A Moment Before the Competition
Returning without a trophy is not within the realm of possibility
An AH-64 Apache Taking Off What happens in a faceoff of an AH-1 Cobra, AH-64 Apache D and Longbow models? The combat helicopters met for the “Epilogue” competition, which will determine once and for all which is the champion of the formation
Lya Shanel and Mai Efrat | Photography: Yonatan Zalk
Every year comes the moment at which combat helicopter pilots roll up their sleeves and prepare for a particularly harsh battle. When your enemy is a buddy from the Pilot Training Course, who knows all the tricks and can predict your next move, extra effort is required.
This time, all the squadrons of the formation met up at Ramon airbase, for a day of missions and challenges that will determine their stature in the force, at least for the upcoming year. “The competition consists of an extreme outline. Everyone is told, ‘give is your all, here and now’”, explains Captain Ohad, who is responsible for planning the event in the Instruction Division. “That’s the reason it’s called the Epilogue. Like the epilogue that arrives at the end of a book, here also what is important is the final result. No excuses”.

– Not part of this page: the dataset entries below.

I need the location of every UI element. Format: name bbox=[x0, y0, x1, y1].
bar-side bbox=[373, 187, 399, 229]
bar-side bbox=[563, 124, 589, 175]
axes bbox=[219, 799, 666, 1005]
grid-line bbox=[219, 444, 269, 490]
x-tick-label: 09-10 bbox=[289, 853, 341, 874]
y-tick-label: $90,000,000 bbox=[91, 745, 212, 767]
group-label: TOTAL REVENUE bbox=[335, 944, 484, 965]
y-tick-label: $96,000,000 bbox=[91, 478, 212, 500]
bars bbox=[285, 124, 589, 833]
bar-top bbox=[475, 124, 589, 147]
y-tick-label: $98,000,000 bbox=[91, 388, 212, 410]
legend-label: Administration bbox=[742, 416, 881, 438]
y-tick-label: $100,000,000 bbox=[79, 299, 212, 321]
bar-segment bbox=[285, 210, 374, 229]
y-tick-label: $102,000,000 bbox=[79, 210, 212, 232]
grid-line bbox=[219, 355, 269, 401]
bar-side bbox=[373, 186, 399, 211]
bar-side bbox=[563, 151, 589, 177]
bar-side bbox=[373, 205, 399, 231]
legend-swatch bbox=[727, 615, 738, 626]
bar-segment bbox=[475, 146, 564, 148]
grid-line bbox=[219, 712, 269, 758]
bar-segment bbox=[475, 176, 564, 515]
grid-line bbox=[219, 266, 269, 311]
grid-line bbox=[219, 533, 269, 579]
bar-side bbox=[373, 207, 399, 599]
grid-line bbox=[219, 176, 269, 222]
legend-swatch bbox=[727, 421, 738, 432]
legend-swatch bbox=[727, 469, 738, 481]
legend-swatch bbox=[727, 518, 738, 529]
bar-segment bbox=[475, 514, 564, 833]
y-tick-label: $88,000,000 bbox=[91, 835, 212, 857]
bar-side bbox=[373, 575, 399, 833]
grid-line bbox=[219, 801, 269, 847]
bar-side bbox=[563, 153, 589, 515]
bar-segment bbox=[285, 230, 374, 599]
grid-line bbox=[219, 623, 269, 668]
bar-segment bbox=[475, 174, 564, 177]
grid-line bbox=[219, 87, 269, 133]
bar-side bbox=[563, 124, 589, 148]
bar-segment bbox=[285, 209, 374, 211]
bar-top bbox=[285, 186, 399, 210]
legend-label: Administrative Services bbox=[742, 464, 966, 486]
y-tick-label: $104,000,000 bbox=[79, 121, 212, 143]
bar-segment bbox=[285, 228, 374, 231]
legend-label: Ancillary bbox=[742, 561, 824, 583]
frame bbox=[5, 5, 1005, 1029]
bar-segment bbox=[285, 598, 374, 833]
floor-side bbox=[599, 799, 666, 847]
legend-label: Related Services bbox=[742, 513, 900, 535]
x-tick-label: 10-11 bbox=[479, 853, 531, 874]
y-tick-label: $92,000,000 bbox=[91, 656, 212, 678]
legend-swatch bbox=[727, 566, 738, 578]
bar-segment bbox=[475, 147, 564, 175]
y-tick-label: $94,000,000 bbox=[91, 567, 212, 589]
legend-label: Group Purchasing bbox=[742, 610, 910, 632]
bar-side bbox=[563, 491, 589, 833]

The End Justifies the Means
The weather does not particularly match the threatening atmosphere of the competition, but that doesn’t mean the pilots should expect less work. Target attacks, dealing with missile threats, commando fighters on-board and a real missile shooting, are only part of what is planned for the event. Every move earns a predetermined number of points, including a special bonus round testing knowledge in Israeli history and even penalties for tardiness. In order to balance out the competitive atmosphere, recreational activities including a festive lunch and dinner were included in the schedule.
“They have very limited time to complete the missions. If they work perfectly they will succeed, and if not, it’s important that they understand what is possible and also deal with failure”, explains Captain Ohad. But when we speak with the competitors, it doesn’t seem like returning without a trophy is even within the realm of possibility. “It’s not funny, everyone is preoccupied with it-up to the level of commander of the squadron. This competition has a lot of prestige”.
With so much at stake, it is no wonder that the squadrons take advantage of every tool at their disposal. “Of course there’ve been extortion attempts for information, I’ve been receiving phone calls nonstop”, reveals the organizer of the competition. “That’s how it is when the winning squadron receives eternal fame. At least”.